Heat. Cal-OSHA reported at least three of the six deaths in 2008 in California workplaces attributed to heat stress involved farm workers (it is often hard to determine the cause of death, and some reports say four of seven heat-related workplace deaths involved farm workers). Another 16 farm workers suffered serious health problems as a result of health stress, 43 percent of the 37 serious heat-related workplace injuries in 2008.
Cal-OHSA inspectors issued 1,122 citations for violations of the state's heat-illness regulation in 2008, almost double the number issued in 2007, and assessed $1.8 million in fines.
Cal-OHSA launched its summer 2009 heat-awareness campaign in mid-March, aiming to educate 4,000 farmers who employ 100,000 workers and 1,000 contractors who employ 300,000 workers about the state's heat-illness prevention regulations. The state's four-pronged heat-stress avoidance program includes encouraging workers to drink plenty of cool water, providing access to shade, training workers and supervisors about heat stress, and having written procedures to avoid and deal with heat stress.
SB 577 would exempt farms with annual sales of $10,000 or less from obtaining workers compensation insurance, a bid to help 600 small southeast Asian farmers in the Fresno area, many of whom work on each other's farms as needed. The bill prohibits qualified small farmers from obtaining workers via labor contractors and requires small farmers to have health insurance for their family members.
Governor Arnold Schwarzenegger campaigned in 2003 to reduce steadily rising workers compensation costs. A 2004 package of laws reduced workers compensation costs by an estimated $40 billion over six years for employers. However, the Workers' Compensation Insurance Rating Bureau in March 2009 recommended a 24 percent increase in WC premiums.
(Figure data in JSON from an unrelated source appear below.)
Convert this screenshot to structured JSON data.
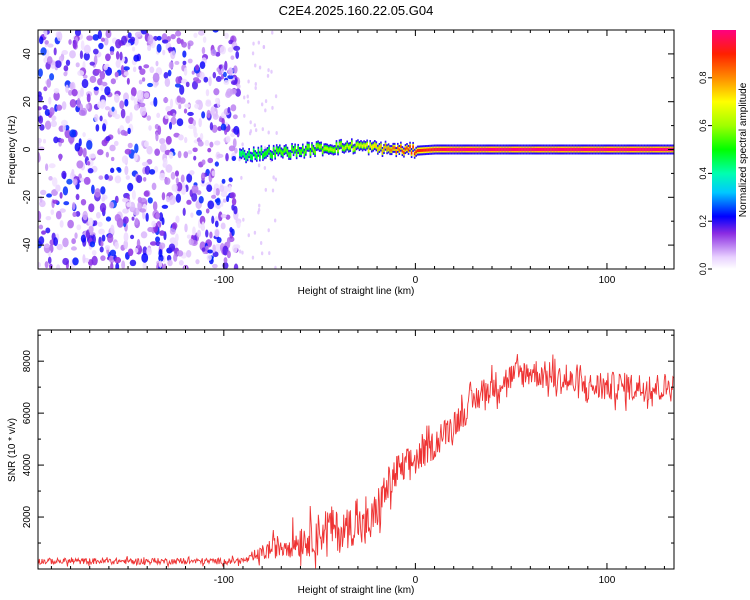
{
  "title": "C2E4.2025.160.22.05.G04",
  "chart_data": [
    {
      "type": "heatmap",
      "name": "spectrogram",
      "xlabel": "Height of straight line (km)",
      "ylabel": "Frequency (Hz)",
      "xlim": [
        -197,
        135
      ],
      "ylim": [
        -50,
        50
      ],
      "xticks": [
        -100,
        0,
        100
      ],
      "xtick_labels": [
        "-100",
        "0",
        "100"
      ],
      "yticks": [
        -40,
        -20,
        0,
        20,
        40
      ],
      "ytick_labels": [
        "-40",
        "-20",
        "0",
        "20",
        "40"
      ],
      "noise_region_x": [
        -197,
        -92
      ],
      "carrier_track": [
        {
          "x": -92,
          "f": -2.5,
          "amp": 0.45
        },
        {
          "x": -80,
          "f": -1.5,
          "amp": 0.5
        },
        {
          "x": -70,
          "f": -1.0,
          "amp": 0.55
        },
        {
          "x": -60,
          "f": -0.5,
          "amp": 0.55
        },
        {
          "x": -50,
          "f": 0.5,
          "amp": 0.6
        },
        {
          "x": -40,
          "f": 1.0,
          "amp": 0.6
        },
        {
          "x": -30,
          "f": 1.5,
          "amp": 0.65
        },
        {
          "x": -20,
          "f": 0.5,
          "amp": 0.75
        },
        {
          "x": -10,
          "f": 0.0,
          "amp": 0.85
        },
        {
          "x": 0,
          "f": -0.5,
          "amp": 0.9
        },
        {
          "x": 10,
          "f": 0.0,
          "amp": 0.95
        },
        {
          "x": 20,
          "f": 0.0,
          "amp": 1.0
        },
        {
          "x": 135,
          "f": 0.0,
          "amp": 1.0
        }
      ],
      "colorbar": {
        "label": "Normalized spectral amplitude",
        "range": [
          0,
          1
        ],
        "ticks": [
          0.0,
          0.2,
          0.4,
          0.6,
          0.8
        ],
        "tick_labels": [
          "0.0",
          "0.2",
          "0.4",
          "0.6",
          "0.8"
        ]
      }
    },
    {
      "type": "line",
      "name": "snr",
      "xlabel": "Height of straight line (km)",
      "ylabel": "SNR (10 * v/v)",
      "xlim": [
        -197,
        135
      ],
      "ylim": [
        0,
        9200
      ],
      "xticks": [
        -100,
        0,
        100
      ],
      "xtick_labels": [
        "-100",
        "0",
        "100"
      ],
      "yticks": [
        2000,
        4000,
        6000,
        8000
      ],
      "ytick_labels": [
        "2000",
        "4000",
        "6000",
        "8000"
      ],
      "series": [
        {
          "name": "SNR",
          "color": "#ee3333",
          "x": [
            -197,
            -180,
            -160,
            -140,
            -120,
            -100,
            -90,
            -85,
            -80,
            -75,
            -70,
            -65,
            -60,
            -55,
            -50,
            -45,
            -40,
            -35,
            -30,
            -27,
            -25,
            -22,
            -20,
            -17,
            -15,
            -12,
            -10,
            -7,
            -5,
            -2,
            0,
            5,
            10,
            15,
            20,
            25,
            30,
            35,
            40,
            45,
            50,
            55,
            60,
            65,
            70,
            75,
            80,
            85,
            90,
            95,
            100,
            105,
            110,
            115,
            120,
            125,
            130,
            135
          ],
          "y": [
            300,
            300,
            300,
            300,
            300,
            300,
            320,
            400,
            600,
            800,
            900,
            1000,
            1100,
            1200,
            1400,
            1700,
            1400,
            1600,
            1800,
            1500,
            1600,
            1900,
            2300,
            2800,
            3100,
            3400,
            3700,
            3800,
            4000,
            4100,
            4200,
            4500,
            4800,
            5200,
            5600,
            6000,
            6400,
            6800,
            7000,
            7200,
            7400,
            7500,
            7600,
            7500,
            7400,
            7300,
            7200,
            7100,
            7000,
            7000,
            7000,
            7050,
            7000,
            7000,
            7000,
            7000,
            7000,
            7000
          ],
          "noise_amplitude": [
            150,
            150,
            150,
            150,
            150,
            150,
            150,
            200,
            400,
            500,
            600,
            700,
            800,
            900,
            1000,
            1000,
            1000,
            1000,
            1000,
            1000,
            1100,
            1100,
            1000,
            1000,
            1000,
            900,
            900,
            900,
            800,
            800,
            800,
            700,
            700,
            700,
            700,
            700,
            700,
            700,
            700,
            700,
            700,
            700,
            700,
            700,
            700,
            700,
            700,
            700,
            700,
            700,
            700,
            700,
            700,
            700,
            700,
            700,
            700,
            700
          ]
        }
      ]
    }
  ]
}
Discrimination. The California Department of Fair Employment and Housing ordered Terra Linda Farms of Fresno to pay $111,000 to two women who complained they were not rehired after filing a sexual harassment complaint. In 2005, a co-worker followed one of the women home, prompting her to obtain a temporary restraining order that was served on the co-worker by the second woman, a supervisor.
In 2006, Terra Linda refused to rehire the women, who had 10 years experience with Terra Linda. The citation includes $90,000 for emotional suffering.
The US Equal Employment Opportunity Commission, which enforces federal anti-discrimination laws, received a record 95,000 private-sector discrimination charges in FY08, up from 80,000 in FY00. However, its staff fell from 2,800 to 2,200 in this period, and the backlog of cases awaiting investigation and resolution rose from 34,000 to 74,000.
A Triqui farm worker in Monterey county was arrested for seeking a $16,000 dowry to allow his 14-year old daughter to marry an 18-year old; the man complained to police when the groom did not make the payment. The Triqui in rural Oaxaca sometimes ignore Mexico's minimum age of 16 to marry, and are rarely prosecuted in their isolated rural communities. Many Triqui do not speak English or Spanish.
Pears. In 2006, the New York Times highlighted farm labor shortages by focusing on pears that went unpicked in Lake county, which is north of Napa county. Lake county's pear acreage peaked at 8,000 acres in 1976, and has shrunk to 2,000 acres today.
The county government hired a consultant to study alternative uses of the remaining pear sheds, most of which are being offered to new and expanding wineries. Pear grower Phil Murphy complained that many of the pear-shed owners were wealthy, and tax dollars should not be used to help them to convert their facilities.
Elizabeth Larson, "Study looks at uses for county's pear sheds," Lake County News, March 25, 2009. Jerry Hirsch, "Farms see big crop of workers," Los Angeles Times, February 10, 2009. Julia Preston, "Pickers Are Few, and Growers Blame Congress," New York Times, September 22, 2006.